Guidelines for Proposal Preparation
As indicated in the Introduction, all J-SAC issues begin life as a proposal. Proposals may be developed by anyone having interest and expertise in a technical area within the scope of the IEEE Communications Society. Each issue of J-SAC is devoted to a single topic in the communications discipline, and it is important that special attention be paid to new and rapidly evolving communication techniques.
A number of stimuli give rise to quality proposals. Proposals typically come from individuals having expertise in an emerging technical area who also wish to make a significant technical contribution by bringing together the expertise of others working in the same area. Technical workshops are especially appropriate sources of J-SAC proposals since workshops usually deal with new cutting edge technology. Technical sessions at ComSoc sponsored conferences can also stimulate proposals. Organizers of workshops and conference sessions covering new as well as perennially popular topics in communications are encouraged to propose J-SAC special issues on these topics. In addition, the work of ComSoc technical committees can serve as a catalyst for J-SAC proposals.
The J-SAC Board also entertains proposals for mini-issues of J-SAC. These mini-issues contain approximately six papers and are published along with a mini-issue in a different technical area. Mini-issues can also result from a regular proposal that results in fewer than the expected number of paper submissions.
The success of J-SAC depends upon a continuing flow of quality proposals. Any of the J-SAC editors can help with proposal preparation.
Information to be ProvidedThe format of a proposal is not important but it should contain the following information:
The topic and scope of the proposed issue should be carefully identified. It is important to describe why the proposed topic is timely and significant.
A brief outline of the proposed issue should be given, indicating the areas in which papers will be solicited.
A plan for obtaining quality papers should be given, indicating the potential sources of papers.
The Guest Editors should be identified. (J-SAC issues usually involve four or five Guest Editors.) If possible Guest Editors should be selected so that a good technical and geographical balance is achieved.
The proposed review process should be described, and list of potential reviewers should be included with the proposal. (A peer-review process is essential to the development of a quality issue.)
A proposed call-for-papers should be included.
A brief resume of the proposed Guest Editors should be included.
An indication that Guest Editors understand that guest editor-authored research paper submissions will no longer be accepted. (JSAC encourages guest editor-authored tutorial and overview papers.)

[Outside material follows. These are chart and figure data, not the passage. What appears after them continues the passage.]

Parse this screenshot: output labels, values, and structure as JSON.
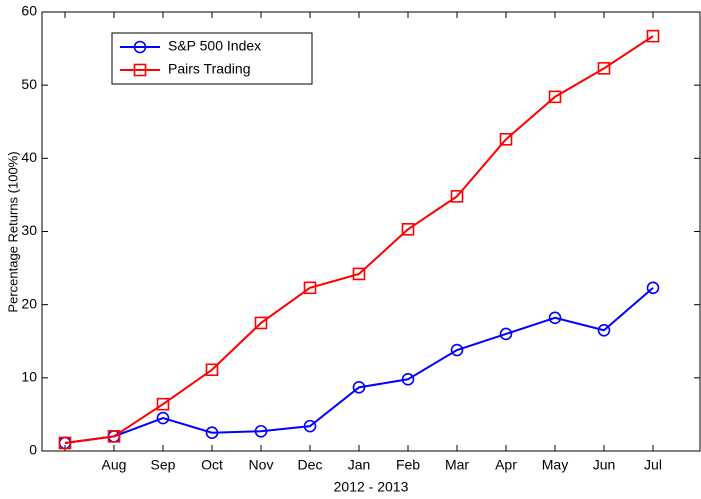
{
  "chart_data": {
    "type": "line",
    "x_label": "2012 - 2013",
    "y_label": "Percentage Returns (100%)",
    "categories": [
      null,
      "Aug",
      "Sep",
      "Oct",
      "Nov",
      "Dec",
      "Jan",
      "Feb",
      "Mar",
      "Apr",
      "May",
      "Jun",
      "Jul"
    ],
    "series": [
      {
        "name": "S&P 500 Index",
        "color": "#0000ff",
        "marker": "circle",
        "values": [
          1.1,
          2.0,
          4.5,
          2.5,
          2.7,
          3.4,
          8.7,
          9.8,
          13.8,
          16.0,
          18.2,
          16.5,
          22.3
        ]
      },
      {
        "name": "Pairs Trading",
        "color": "#ff0000",
        "marker": "square",
        "values": [
          1.1,
          2.0,
          6.4,
          11.1,
          17.5,
          22.3,
          24.2,
          30.3,
          34.8,
          42.6,
          48.4,
          52.3,
          56.7
        ]
      }
    ],
    "ylim": [
      0,
      60
    ],
    "yticks": [
      0,
      10,
      20,
      30,
      40,
      50,
      60
    ],
    "legend": "upper left",
    "grid": false
  }
}
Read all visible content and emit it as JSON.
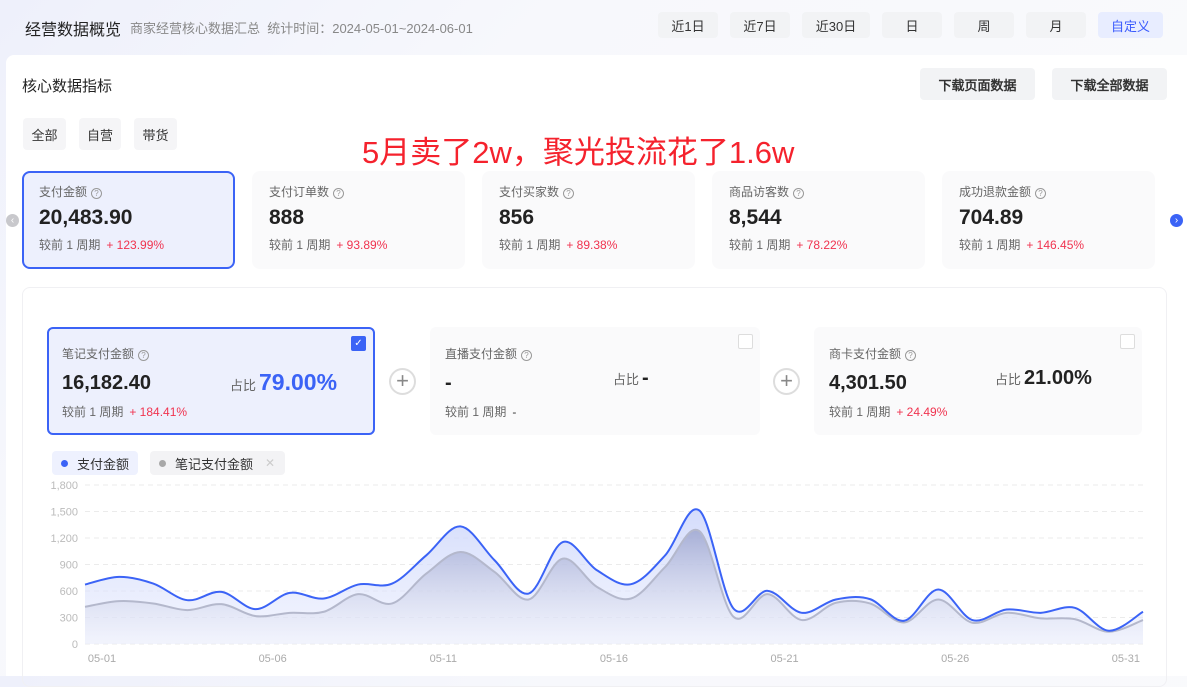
{
  "header": {
    "title": "经营数据概览",
    "subtitle": "商家经营核心数据汇总  统计时间：2024-05-01~2024-06-01"
  },
  "time_buttons": [
    {
      "label": "近1日"
    },
    {
      "label": "近7日"
    },
    {
      "label": "近30日"
    },
    {
      "label": "日"
    },
    {
      "label": "周"
    },
    {
      "label": "月"
    },
    {
      "label": "自定义",
      "active": true
    }
  ],
  "section_title": "核心数据指标",
  "download": {
    "page": "下载页面数据",
    "all": "下载全部数据"
  },
  "tabs": [
    {
      "label": "全部",
      "active": true
    },
    {
      "label": "自营"
    },
    {
      "label": "带货"
    }
  ],
  "annotation": "5月卖了2w，聚光投流花了1.6w",
  "metrics": [
    {
      "label": "支付金额",
      "value": "20,483.90",
      "compare": "较前 1 周期",
      "change": "+ 123.99%",
      "selected": true
    },
    {
      "label": "支付订单数",
      "value": "888",
      "compare": "较前 1 周期",
      "change": "+ 93.89%"
    },
    {
      "label": "支付买家数",
      "value": "856",
      "compare": "较前 1 周期",
      "change": "+ 89.38%"
    },
    {
      "label": "商品访客数",
      "value": "8,544",
      "compare": "较前 1 周期",
      "change": "+ 78.22%"
    },
    {
      "label": "成功退款金额",
      "value": "704.89",
      "compare": "较前 1 周期",
      "change": "+ 146.45%"
    }
  ],
  "sub_metrics": [
    {
      "label": "笔记支付金额",
      "value": "16,182.40",
      "ratio_label": "占比",
      "ratio": "79.00%",
      "compare": "较前 1 周期",
      "change": "+ 184.41%",
      "checked": true
    },
    {
      "label": "直播支付金额",
      "value": "-",
      "ratio_label": "占比",
      "ratio": "-",
      "compare": "较前 1 周期",
      "change": "-",
      "checked": false
    },
    {
      "label": "商卡支付金额",
      "value": "4,301.50",
      "ratio_label": "占比",
      "ratio": "21.00%",
      "compare": "较前 1 周期",
      "change": "+ 24.49%",
      "checked": false
    }
  ],
  "colors": {
    "accent": "#3b63f6",
    "up": "#f0334f",
    "secondary_series": "#a0a4b8"
  },
  "chart_data": {
    "type": "area",
    "legend": [
      {
        "name": "支付金额",
        "color": "#3b63f6"
      },
      {
        "name": "笔记支付金额",
        "color": "#a8a8a8"
      }
    ],
    "legend_placement": "top-left",
    "x": [
      "05-01",
      "05-02",
      "05-03",
      "05-04",
      "05-05",
      "05-06",
      "05-07",
      "05-08",
      "05-09",
      "05-10",
      "05-11",
      "05-12",
      "05-13",
      "05-14",
      "05-15",
      "05-16",
      "05-17",
      "05-18",
      "05-19",
      "05-20",
      "05-21",
      "05-22",
      "05-23",
      "05-24",
      "05-25",
      "05-26",
      "05-27",
      "05-28",
      "05-29",
      "05-30",
      "05-31",
      "06-01"
    ],
    "xticks": [
      "05-01",
      "05-06",
      "05-11",
      "05-16",
      "05-21",
      "05-26",
      "05-31"
    ],
    "yticks": [
      "0",
      "300",
      "600",
      "900",
      "1,200",
      "1,500",
      "1,800"
    ],
    "ylim": [
      0,
      1800
    ],
    "grid": true,
    "series": [
      {
        "name": "支付金额",
        "values": [
          673,
          760,
          684,
          496,
          590,
          395,
          579,
          515,
          673,
          684,
          1004,
          1331,
          948,
          571,
          1154,
          835,
          677,
          1004,
          1512,
          402,
          602,
          353,
          504,
          508,
          263,
          617,
          271,
          391,
          353,
          410,
          150,
          365
        ]
      },
      {
        "name": "笔记支付金额",
        "values": [
          421,
          485,
          459,
          384,
          451,
          316,
          353,
          365,
          564,
          459,
          797,
          1042,
          816,
          504,
          966,
          647,
          515,
          872,
          1278,
          308,
          564,
          271,
          466,
          459,
          244,
          504,
          241,
          353,
          290,
          282,
          139,
          271
        ]
      }
    ]
  }
}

The two essential ingredients of a successful issue of J-SAC are a timely topic and Guest Editors who are willing and able to develop the proposed topic. Each issue of J-SAC will include between 8 and 20 papers. The Guest Editor is responsible for developing an editorial which establishes the perspective of the issue and introduces the papers. This editorial is the first item in the issue. If appropriate, a tutorial paper should be included in the issue, which overviews the subject area of the issue and places the global theoretical and/or implementation techniques in proper perspective. (If such a tutorial paper is deemed appropriate, it should be remembered that tutorial papers must be especially well written, must accurately cite previously published papers, and must contain a reasonably complete bibliography. They must also go through a review process.)
Duties of the Guest Editor
After approval of a proposal, the first duty of the Guest Editors is to establish a tentative publication schedule with the J-SAC Executive Editor. The normal lead time is 18-24 months.
The next duty of the Guest Editors is the extremely important task of paper solicitation and review. In addition to the solicitation process identified by the Guest Editors, it is important that a call-for-papers be published in the publications of the Communications Society since without a call-for-papers many Communications Society members will not have access to the issue. The Call for Papers is prepared by the Guest Editors and briefly describes the topics to be addressed and identifies all deadlines associated with publication of the issue.
The Guest Editors are in charge of the review process and make the important decisions on which papers are to be published. The J-SAC Senior Editors are available for consultation. The Guest Editors conduct all correspondence with the authors and oversee all revisions required or suggested by the reviewers. The Guest Editors notify the authors of accepted papers, that exceed the guidelines, that their paper may be longer than the 8-page limit and thus may accrue over-length page charges.
Disposition of the Proposal
All proposals should be submitted to the J-SAC Editor-in-Chief. The J-SAC Editorial Board will make every attempt to arrive at a timely decision on the proposal, and the proposer will be notified of the Editors' decision. At that time a J-SAC Senior Editor will be assigned to work with the Guest Editors on development of the issue. If a proposer has questions on the development of the proposal, or needs help in some part of the process, they are invited to contact any of the J-SAC Editors.
Submitting a Paper to Your Own Issue
JSAC encourages tutorial and overview papers authored by guest editors. There will no longer be guest editor-authored research paper submissions. The review process for tutorial and overview papers will be managed by the issue's mentor or another senior editor.